TechTalks from event: CVPR 2014 Video Spotlights

Orals 1D : Action Recognition

  • Multi-View Super Vector for Action Recognition Authors: Zhuowei Cai, Limin Wang, Xiaojiang Peng, Yu Qiao
    Images and videos are often characterized by multiple types of local descriptors such as SIFT, HOG and HOF, each of which describes certain aspects of object feature. Recognition systems benefit from fusing multiple types of these descriptors. Two widely applied fusion pipelines are descriptor concatenation and kernel average. The first one is effective when different descriptors are strongly correlated, while the second one is probably better when descriptors are relatively independent. In practice, however, different descriptors are neither fully independent nor fully correlated, and previous fusion methods may not be satisfying. In this paper, we propose a new global representation, Multi-View Super Vector (MVSV), which is composed of relatively independent components derived from a pair of descriptors. Kernel average is then applied on these components to produce recognition result. To obtain MVSV, we develop a generative mixture model of probabilistic canonical correlation analyzers (M-PCCA), and utilize the hidden factors and gradient vectors of M-PCCA to construct MVSV for video representation. Experiments on video based action recognition tasks show that MVSV achieves promising results, and outperforms FV and VLAD with descriptor concatenation or kernel average fusion strategy.

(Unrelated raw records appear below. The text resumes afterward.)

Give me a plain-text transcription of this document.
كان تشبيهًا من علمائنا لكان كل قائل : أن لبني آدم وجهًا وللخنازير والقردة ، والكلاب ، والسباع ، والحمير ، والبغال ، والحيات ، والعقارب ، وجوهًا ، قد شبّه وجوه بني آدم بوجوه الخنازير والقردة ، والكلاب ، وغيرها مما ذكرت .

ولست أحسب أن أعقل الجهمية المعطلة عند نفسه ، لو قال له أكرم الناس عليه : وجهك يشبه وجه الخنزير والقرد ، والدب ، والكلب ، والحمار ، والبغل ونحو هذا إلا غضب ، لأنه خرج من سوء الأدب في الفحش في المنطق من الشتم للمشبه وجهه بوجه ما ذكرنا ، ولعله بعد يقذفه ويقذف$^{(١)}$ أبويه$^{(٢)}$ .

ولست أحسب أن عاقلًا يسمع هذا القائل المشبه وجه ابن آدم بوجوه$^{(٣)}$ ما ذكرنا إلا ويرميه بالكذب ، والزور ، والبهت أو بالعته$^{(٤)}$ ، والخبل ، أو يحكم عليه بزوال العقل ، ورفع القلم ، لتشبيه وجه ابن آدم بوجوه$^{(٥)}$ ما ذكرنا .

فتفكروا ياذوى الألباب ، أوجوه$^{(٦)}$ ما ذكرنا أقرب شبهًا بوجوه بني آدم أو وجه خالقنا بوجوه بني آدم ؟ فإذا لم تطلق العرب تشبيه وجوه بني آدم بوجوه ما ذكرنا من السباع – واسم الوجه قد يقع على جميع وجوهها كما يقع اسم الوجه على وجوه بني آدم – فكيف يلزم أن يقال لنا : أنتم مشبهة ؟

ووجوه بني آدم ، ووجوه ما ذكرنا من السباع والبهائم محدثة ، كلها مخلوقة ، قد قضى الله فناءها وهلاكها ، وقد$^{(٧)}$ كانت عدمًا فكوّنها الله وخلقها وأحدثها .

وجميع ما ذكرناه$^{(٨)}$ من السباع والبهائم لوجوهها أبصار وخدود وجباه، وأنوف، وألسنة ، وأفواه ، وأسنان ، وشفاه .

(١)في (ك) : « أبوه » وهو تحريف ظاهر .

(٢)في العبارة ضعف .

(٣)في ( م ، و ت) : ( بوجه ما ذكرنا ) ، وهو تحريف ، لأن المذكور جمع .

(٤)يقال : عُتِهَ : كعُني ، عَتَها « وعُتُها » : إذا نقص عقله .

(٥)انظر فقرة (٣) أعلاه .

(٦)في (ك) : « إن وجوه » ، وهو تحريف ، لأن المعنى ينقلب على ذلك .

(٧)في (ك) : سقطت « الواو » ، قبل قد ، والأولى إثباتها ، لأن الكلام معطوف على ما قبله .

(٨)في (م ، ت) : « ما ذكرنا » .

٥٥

  • Unsupervised Spectral Dual Assignment Clustering of Human Actions in Context Authors: Simon Jones, Ling Shao
    A recent trend of research has shown how contextual information related to an action, such as a scene or object, can enhance the accuracy of human action recognition systems. However, using context to improve unsupervised human action clustering has never been considered before, and cannot be achieved using existing clustering methods. To solve this problem, we introduce a novel, general purpose algorithm, Dual Assignment k-Means (DAKM), which is uniquely capable of performing two co-occurring clustering tasks simultaneously, while exploiting the correlation information to enhance both clusterings. Furthermore, we describe a spectral extension of DAKM (SDAKM) for better performance on realistic data. Extensive experiments on synthetic data and on three realistic human action datasets with scene context show that DAKM/SDAKM can significantly outperform the state-of-the-art clustering methods by taking into account the contextual relationship between actions and scenes.